J’espère malgré tout que nous irons longtemps encore boire aux fontaines de félicité, mêlés aux êtres bons et aux moins bons, parce que je n’aime pas avoir à choisir pour ceux-ci entre le ciel et l’enfer, j’ai des amis dans les deux endroits ! N’essayons pas de vivre l’impossible, contentons nous de vivre ce qu’il y a de meilleur, ce choix s’appelle vivre en se disant que chaque matin peut-être une promesse de départ.

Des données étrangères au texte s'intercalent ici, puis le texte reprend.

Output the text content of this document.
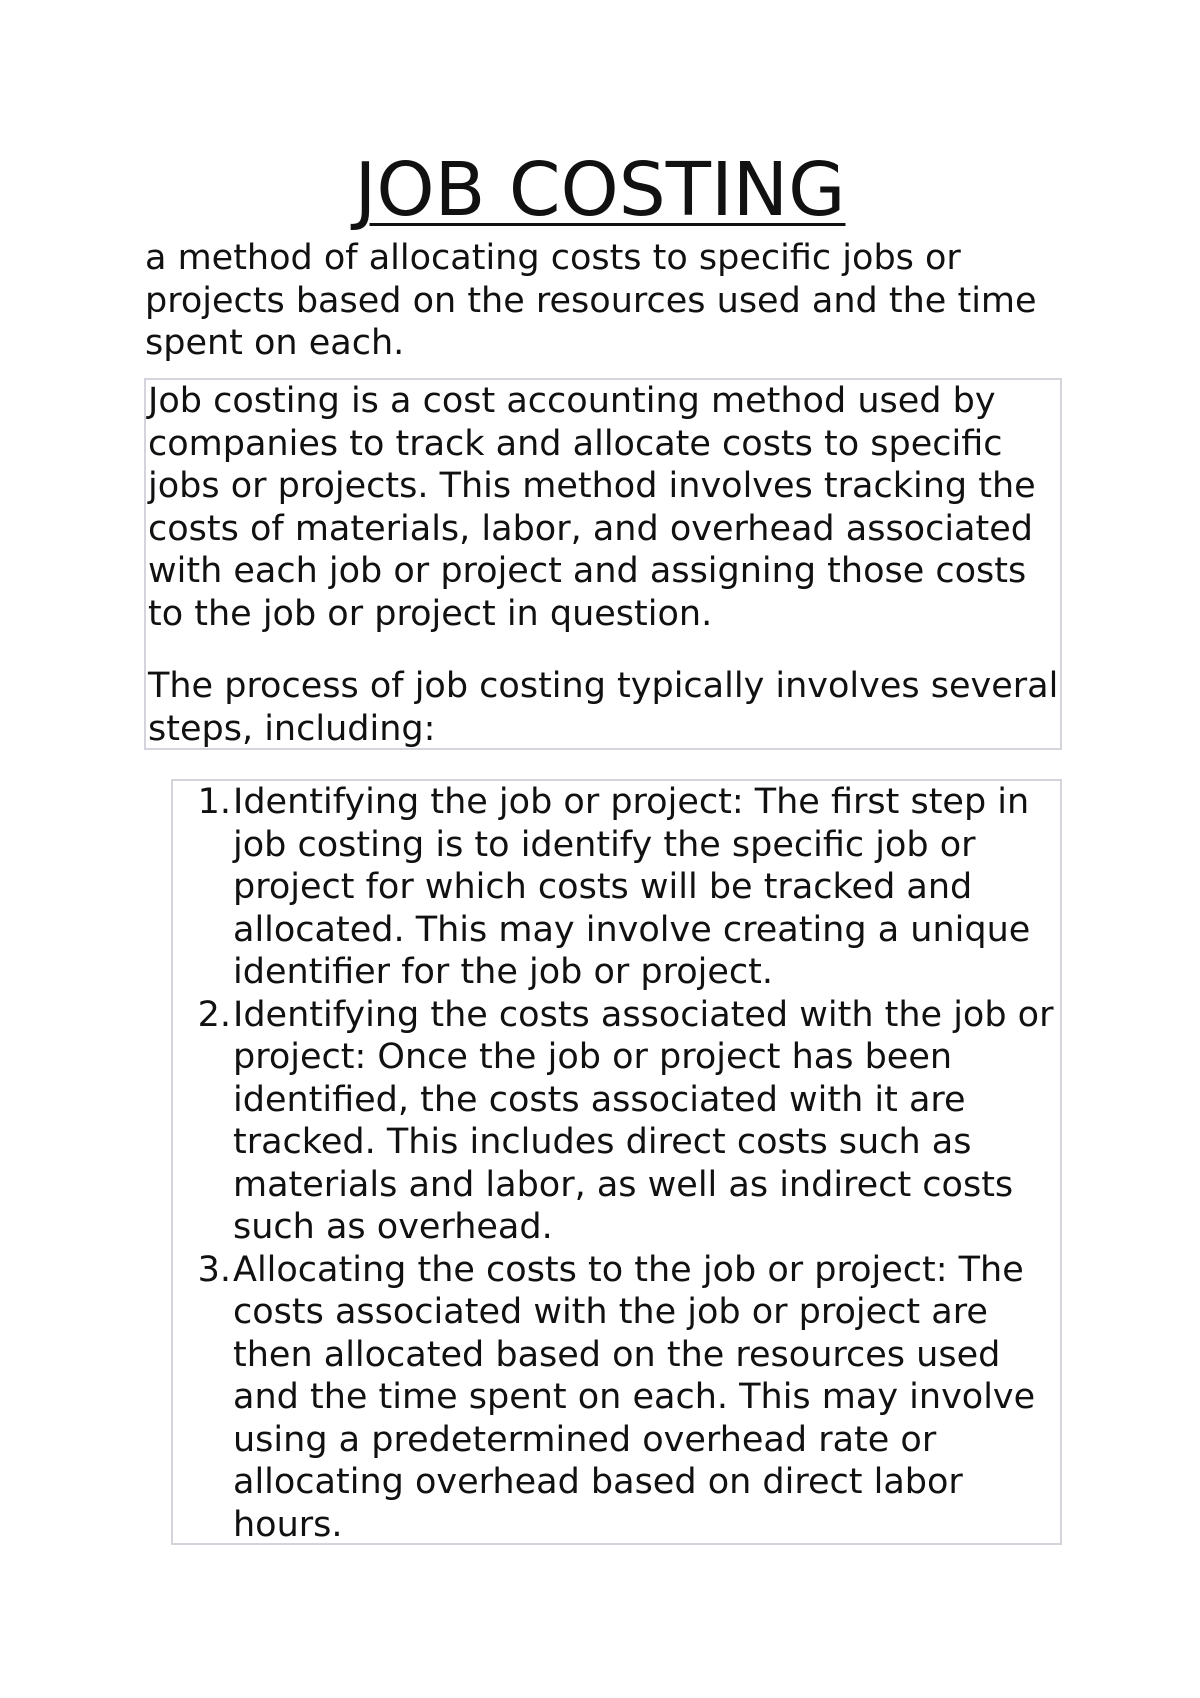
JOB COSTING

a method of allocating costs to specific jobs or projects based on the resources used and the time spent on each.

Job costing is a cost accounting method used by companies to track and allocate costs to specific jobs or projects. This method involves tracking the costs of materials, labor, and overhead associated with each job or project and assigning those costs to the job or project in question.

The process of job costing typically involves several steps, including:

1. Identifying the job or project: The first step in job costing is to identify the specific job or project for which costs will be tracked and allocated. This may involve creating a unique identifier for the job or project.
2. Identifying the costs associated with the job or project: Once the job or project has been identified, the costs associated with it are tracked. This includes direct costs such as materials and labor, as well as indirect costs such as overhead.
3. Allocating the costs to the job or project: The costs associated with the job or project are then allocated based on the resources used and the time spent on each. This may involve using a predetermined overhead rate or allocating overhead based on direct labor hours.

Mais ces réflexions dont je vous fais part, finalement, sont-elles celles par lesquelles nous nous identifions en tant qu’individus, ou ne serait-ce pas plutôt la conscience de l’humanité plutôt qu’une conscience individuelle ? Nous ne disons pas tout parce que nous ne maîtrisons pas la manière de le dire, peut-être est-ce plus facile de l’écrire ? Comme l’a si bien dit Alexandre Vialatte : ‘’ l’homme n’est que poussière, c’est dire l’importance du plumeau ‘’ !
Le jour déjà déclinait, il me fallait quitter un monde du silence pour rejoindre la maison où devaient se réunir dans la soirée des amis pour un petit véglione que je n’avais plus vu depuis longtemps. ‘’ Quand mes amis me manquent, je fais comme pour les échalotes, je les fais revenir au vin blanc’’ ! (et puis c’est bien connu, une bauge vide ne peut tenir debout), ça marche, aussi vrai qu’il n’y aura pas d’arêtes dans la dinde de Noël !
Ma chronique n’est sûrement pas sérieuse, mais ceux qui refusent de se distraire, qui ne racontent jamais de plaisanteries et rebutent ceux qui les disent, ceux-là sont des vicieux pénibles et mal élevés, ce n’est pas moi qui le dis, c’est St Thomas d’Aquin ! Moi dont la jeunesse de la vieillesse est déjà bien entamée, il vaut mieux prêter à sourire que donner à réfléchir !
C’est curieux comme la neige de l’hiver peut inspirer et mener à l’évasion.